Alistair Darling dubbed his third budget, and his last before the general election, as the ‘budget which would set out a route to long term recovery’ for the country’s weakened economy.
A fundamental feature of this plan is a package to increase investment in small and medium sized businesses.
The chancellor said that although the future is looking a little brighter, the economy is at a crossroads and is still in a ‘period of uncertainty’. However, he also said that he is keen to do all he can to help businesses through this difficult time, with a list of implementations aimed at companies of small and medium stature.
Darling outlined plans to provide £2.5bn in support for small businesses to boost skills and innovation, as well as the doubling of the small firm investment allowance from £50,000 to £100,000.
Part of the programme to help boost innovation in enterprise is a plan for everyone in the UK to have access to broadband internet, with a view to support and encourage digital business development.
The relief on capital gains tax for entrepreneurs will also be doubled, and there will be a one year cut in business rates from October, meaning that some 500,000 companies will benefit from a tax saving.
Darling said that although the UK is slowly heading away from the dark times of the recession, growth cannot be taken for granted.
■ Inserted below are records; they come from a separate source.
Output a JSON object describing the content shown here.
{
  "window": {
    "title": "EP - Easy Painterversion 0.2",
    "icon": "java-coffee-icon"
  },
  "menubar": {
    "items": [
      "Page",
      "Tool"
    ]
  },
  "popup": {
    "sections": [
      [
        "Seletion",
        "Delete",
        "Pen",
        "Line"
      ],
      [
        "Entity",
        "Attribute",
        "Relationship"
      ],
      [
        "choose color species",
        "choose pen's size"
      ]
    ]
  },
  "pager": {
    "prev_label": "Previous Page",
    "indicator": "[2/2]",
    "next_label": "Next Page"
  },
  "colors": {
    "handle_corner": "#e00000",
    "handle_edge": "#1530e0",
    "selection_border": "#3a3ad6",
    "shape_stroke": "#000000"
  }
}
He acknowledged that the Government must play its part in helping businesses to grow and develop, and that access to finance is vital in order for this to be possible. To this end, the Chancellor announced that over the next year he has agreed with RBS and Lloyds banks for them to lend at least £94bn, with a minimum of half going to small to medium sized businesses.
Continuing with the theme of aiding SMEs, Darling also announced plans to create a new investment corporation – UK Finance for Growth – designed to oversee the Government’s £4bn range of support services for businesses. He also promised to increase the number of Government contracts that are given to small-medium sized firms by 15%.
Other points worth noting include the fact that the Inheritance tax threshold will now be frozen for four years, and there is a predicted growth of 1-1.25% for the UK economy in the next year, with a downgraded growth forecast of 3-3.5% for 2011.
Some may also be relieved to learn that there were no planned changes to VAT or income tax announced this time around.
Nick Frost, a director of Lambert Roper and Horsfield, said: “Small to medium businesses have faced a tough couple of years, so it is potentially good news that the Government’s focus now seems to be on helping them to grow, with the aim of aiding the economy’s recovery. Some of the planned changes could mean there are some positives ahead for the country’s smaller enterprises.
“However, the Chancellor also announced a series of moves to try and tackle tax evasion, which some companies may see as a blow to tax planning which has the potential to result in higher costs.”